Historical Context: World War II

Auden wrote “If I Could Tell You” in 1940, a time of great uncertainty and suffering for millions of people in Europe and throughout the world. At the time of the poem’s composition, World War II had already begun, with Britain and its allies declaring war on Nazi Germany in September 1939 after Adolf Hitler invaded Czechoslovakia (now known as the Czech Republic and Slovakia) and Poland. The war would last for six years, concluding with the surrender of Japan—one of the allies of Nazi Germany—in September 1945.

World War II was unprecedented in terms of both the scale of the conflict and the number of victims, both military and civilian. Estimates vary, but experts agree that tens of millions of people died, including several million victims of the Holocaust—a genocide committed against Jewish people and other groups of people labeled “undesirable” by the Nazi regime. The war was also notable for its brutality against civilian populations, with deliberate aerial bombings of cities well behind enemy lines, such as witnessed during the London Blitz from 1940-1941. The war also remains notorious for the USA’s use of atomic bombs against the Japanese cities of Nagasaki and Hiroshima, which led to the immediate deaths of over 200,000 civilians.

While Auden composed “If I Could Tell You” from the relative safety of the United States (which was still neutral at the time), he was well aware of the terrible events taking place back in Europe and, in particular, his homeland, England. Auden witnessed for himself the rise of fascism in Europe and the violence of the Spanish Civil War during his travels in the late 1930s. With this historical backdrop in mind, the wistfulness and uncertainty of “If I Could Tell You” are all the more evident, as Auden composed the poem under the shadow of a conflict that was rapidly escalating into a truly global war.

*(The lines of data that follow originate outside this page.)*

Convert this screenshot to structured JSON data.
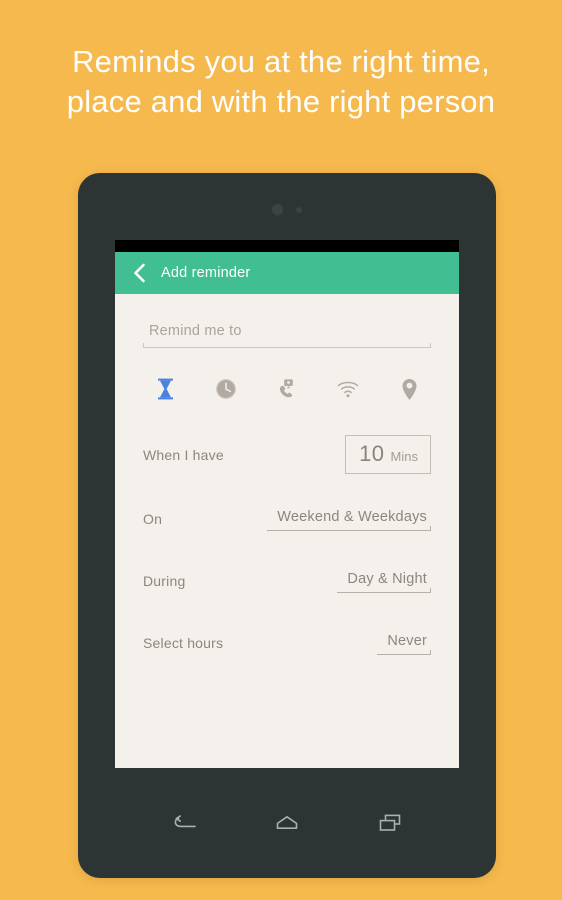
{
  "promo": {
    "headline_line1": "Reminds you at the right time,",
    "headline_line2": "place and with the right person",
    "background_color": "#f6b94e",
    "headline_color": "#fdfdfb"
  },
  "device": {
    "frame_color": "#2c3533",
    "camera_icon": "camera-lens-dot",
    "sensor_icon": "sensor-dot"
  },
  "app": {
    "accent_color": "#41bf92",
    "screen_background": "#f4f1ec",
    "appbar": {
      "back_icon": "chevron-left-icon",
      "title": "Add reminder"
    },
    "reminder_input": {
      "placeholder": "Remind me to",
      "value": ""
    },
    "trigger_tabs": [
      {
        "icon": "hourglass-icon",
        "name": "duration",
        "active": true,
        "color": "#4a82e0"
      },
      {
        "icon": "clock-icon",
        "name": "time",
        "active": false,
        "color": "#b0aaa2"
      },
      {
        "icon": "phone-call-icon",
        "name": "call",
        "active": false,
        "color": "#b0aaa2"
      },
      {
        "icon": "wifi-icon",
        "name": "wifi",
        "active": false,
        "color": "#b0aaa2"
      },
      {
        "icon": "location-pin-icon",
        "name": "place",
        "active": false,
        "color": "#b0aaa2"
      }
    ],
    "settings": {
      "when_label": "When I have",
      "duration_value": "10",
      "duration_unit": "Mins",
      "on_label": "On",
      "on_value": "Weekend & Weekdays",
      "during_label": "During",
      "during_value": "Day & Night",
      "hours_label": "Select hours",
      "hours_value": "Never"
    }
  },
  "navbar": {
    "back_icon": "nav-back-icon",
    "home_icon": "nav-home-icon",
    "recents_icon": "nav-recents-icon"
  }
}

Literary Context: Modernism

Auden developed as a poet during the prime of a literary movement later known as Modernism. While the exact timeline of the movement is still a matter of academic debate, most scholars agree that the movement began in the late-19th century and began to fade sometime after the end of World War II.

English Modernism broke away from many of the dominant conventions of Victorian literature, which became somewhat stagnant with imperial jingoism and conservative sentimentality over the course of the 19th century. With the rise of Modernism, both poets and prose writers began to undertake ambitious experiments with literary forms, including the use of the “stream-of-consciousness” narrative technique in novels like James Joyce’s Ulysses. In poetry, some of the defining characteristics of Modernism include the use of avant-garde literary forms (such as unconventional rhyme schemes or typography), moral ambiguity and complexity, and the occasional radical approach to social and political ideas.

As a young man, Auden grew close to fellow writers such as Stephen Spender and Christopher Isherwood while still a student at Oxford University. However, his greatest contact with Modernism came in the form of T. S. Eliot, famous for his poem The Waste Land (1922). Eliot was one of the editors of poetry at Faber & Faber when Auden published his first commercial collection with the publisher in 1930—a business relationship that would last for all of Auden’s literary career. Although his choice of poetic forms and subject matter would vary widely over the course of his life, Auden consistently embodied the Modernist spirit in his use of intricate and innovative poetic forms and in his enduring interest in grappling with the major social and political issues of his day.